Şark Akademisi ve Rutinler
Eserin birinci bölümünde, entelektüel bir biyografi var. Hammer gördüğü, okuduğu ve tecrübe ettiği her şeyi not alma alışkanlığını, on beş yaşında girdiği Şark Akademisi’nde edinmiş. Akademi’nin amacı; ülkesine, değerlerine, dinine bağlı diplomatlar yetiştirmek. İtalyanca, Fransızca, Latince, Yunanca, hukuk, müzik, matematik, mantık, fizik, coğrafya, tarih, çizim, dans, binicilik derslerinin işlendiği okulda Arapça, Farsça ve Türkçe de öğretiliyor. Hammer’in şikayet ettiği şey; yemekler, katı cezalar, uzun ve sıkıcı ayinler. Eğitim Cizvitlerde ve Hammer onlardan nefret ediyor.
İkinci bölümde özel hayatı, sosyal ve siyasi dünyasıyla ele alınan Hammer’in kariyerindeki nihai hedef, İstanbul elçisi olmak. On yabancı dil bildiği için gittiği her yerde çevre edinmiş. Son derece velud olmasına rağmen Avrupa salonlarının aranan siması olacak kadar sosyal biri. Taviz vermediği günlük rutininde dokuzda uyuyup dörtte uyanıyor. İlk üç saatini okuma yazmaya, yedi ile on arasını ofis işlerine ayırıyor. Ardından kütüphanelerde çalışıyor. Uyumadan önceki saatlerini yürüyüş, davetler ve tiyatro gibi faaliyetlerle değerlendiriyor. Süreleri değişse de gününü saatlere bölerek çalışmayı yaşam tarzı edinmiş. Ömrünü el yazmaları aramakla geçiren Hammer’e bu uğraş hayli zamana ve paraya mal olmuş ama on dört bin ciltlik bir kütüphane kazandırmış.
Kur’an ve Hammer
Yazara göre Hammer, siyasetin entrikalarıyla baş edebilecek karaktere sahip değil. Siyasi konjonktür de meslek hayatında ilerlemesini engellemiş. Yaşadığı haksızlıkların kendisi için yalnız kalma ve dilediği şekilde çalışma gibi durumlarla sonuçlandığını gördükçe başına gelenleri, Kur’an çok doğru söylüyor; sizin için şer görünende hayır vardır diyerek özetliyor.

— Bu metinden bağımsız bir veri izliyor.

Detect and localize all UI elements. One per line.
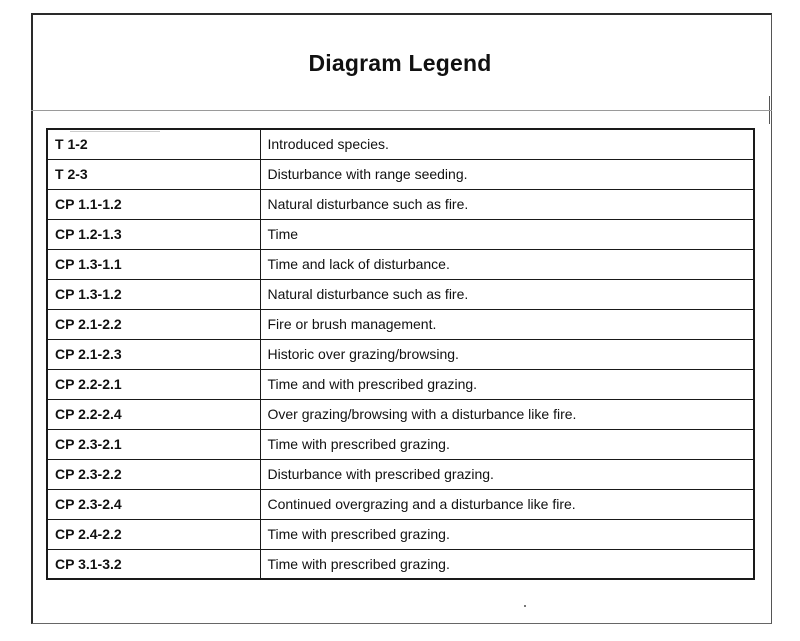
- transition-code: CP 1.3-1.2: [47, 279, 260, 309]
- table-row: [47, 459, 754, 489]
- table-row: [47, 129, 754, 159]
- table-row: [47, 549, 754, 579]
- transition-description: Time with prescribed grazing.: [260, 549, 754, 579]
- transition-description: Historic over grazing/browsing.: [260, 339, 754, 369]
- legend-table: [46, 128, 755, 580]
- transition-code: CP 2.4-2.2: [47, 519, 260, 549]
- transition-code: CP 2.3-2.2: [47, 459, 260, 489]
- table-row: [47, 429, 754, 459]
- table-row: [47, 339, 754, 369]
- table-row: [47, 279, 754, 309]
- transition-code: CP 1.2-1.3: [47, 219, 260, 249]
- table-row: [47, 249, 754, 279]
- transition-code: T 1-2: [47, 129, 260, 159]
- table-row: [47, 489, 754, 519]
- transition-code: CP 2.2-2.4: [47, 399, 260, 429]
- transition-code: CP 2.3-2.1: [47, 429, 260, 459]
- table-row: [47, 519, 754, 549]
- transition-description: Time and lack of disturbance.: [260, 249, 754, 279]
- transition-description: Time with prescribed grazing.: [260, 519, 754, 549]
- transition-code: CP 1.3-1.1: [47, 249, 260, 279]
- transition-description: Natural disturbance such as fire.: [260, 189, 754, 219]
- transition-description: Over grazing/browsing with a disturbance like fire.: [260, 399, 754, 429]
- table-row: [47, 219, 754, 249]
- transition-code: CP 1.1-1.2: [47, 189, 260, 219]
- transition-code: T 2-3: [47, 159, 260, 189]
- scan-speck: [524, 605, 526, 607]
- table-row: [47, 189, 754, 219]
- header-divider: [31, 110, 772, 111]
- transition-description: Disturbance with range seeding.: [260, 159, 754, 189]
- table-row: [47, 159, 754, 189]
- transition-description: Fire or brush management.: [260, 309, 754, 339]
- transition-code: CP 2.2-2.1: [47, 369, 260, 399]
- transition-code: CP 2.1-2.3: [47, 339, 260, 369]
- legend-title: Diagram Legend: [308, 50, 492, 76]
- scan-artifact: [70, 131, 160, 132]
- transition-code: CP 2.1-2.2: [47, 309, 260, 339]
- transition-description: Continued overgrazing and a disturbance like fire.: [260, 489, 754, 519]
- transition-code: CP 3.1-3.2: [47, 549, 260, 579]
- transition-code: CP 2.3-2.4: [47, 489, 260, 519]
- transition-description: Natural disturbance such as fire.: [260, 279, 754, 309]
- transition-description: Introduced species.: [260, 129, 754, 159]
- table-row: [47, 309, 754, 339]
- table-row: [47, 369, 754, 399]
- table-row: [47, 399, 754, 429]
- transition-description: Time and with prescribed grazing.: [260, 369, 754, 399]
- transition-description: Time: [260, 219, 754, 249]
- transition-description: Disturbance with prescribed grazing.: [260, 459, 754, 489]
- transition-description: Time with prescribed grazing.: [260, 429, 754, 459]
- legend-table-body: [47, 129, 754, 579]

Katolikliği benimseyemeyen Hammer, Aydınlanmacı görüşleriyle dogmalara karşı çıkıyor. Allahu ekber ve estağfurullah diyor, şükür niyetine Esmaül Hüsna’yı okuyor. Bismillah ile başladığı anılarını, elhamdülillah ile bitiriyor. Bazı ayetlerini prensip edindiği Kur’an’a inansa da ne namaz kılıyor ne de günah çıkarmaya gidiyor. İfadelerinde Allah’ın varlığı ve birliği inancına rastlansa da Hz. Muhammed’in peygamberliğine dair tasdik onda yok. Kendi tanımıyla o, her dinden uzak özgür bir ruh. Yazar, Hammer’in hangi dönemde neler okuduğuna ve bunlardan nasıl etkilendiğine de odaklanıyor.
Üçüncü bölümde, Alman oryantalizminin aşamaları incelenirken öncü, yol açan, ezber bozan tavırlarıyla Hammer’in konumu tartışılıyor. Hammer, kurucu başkanı olduğu Bilimler Akademisi ve “Şark da garp da Allah’ındır. O, dilediğini doğru yola sevk eder.” ayetini motto edindiği “Şarkın Hazineleri” Dergisi’ni çıkararak çalışmalarını kurumsallaştırma başarısı gösteriyor. Dördüncü bölümde, romantizm ve pragmatizm akımları karşısında bir tarih yazarı olarak Hammer’in fikir ve yaklaşımları, etkilendiği isimler gündeme getiriliyor. Şarkı her şeyin başlangıcı bilen romantik anlayışla Hammer, Doğu’nun Avrupa için model olabileceğine inanıyor.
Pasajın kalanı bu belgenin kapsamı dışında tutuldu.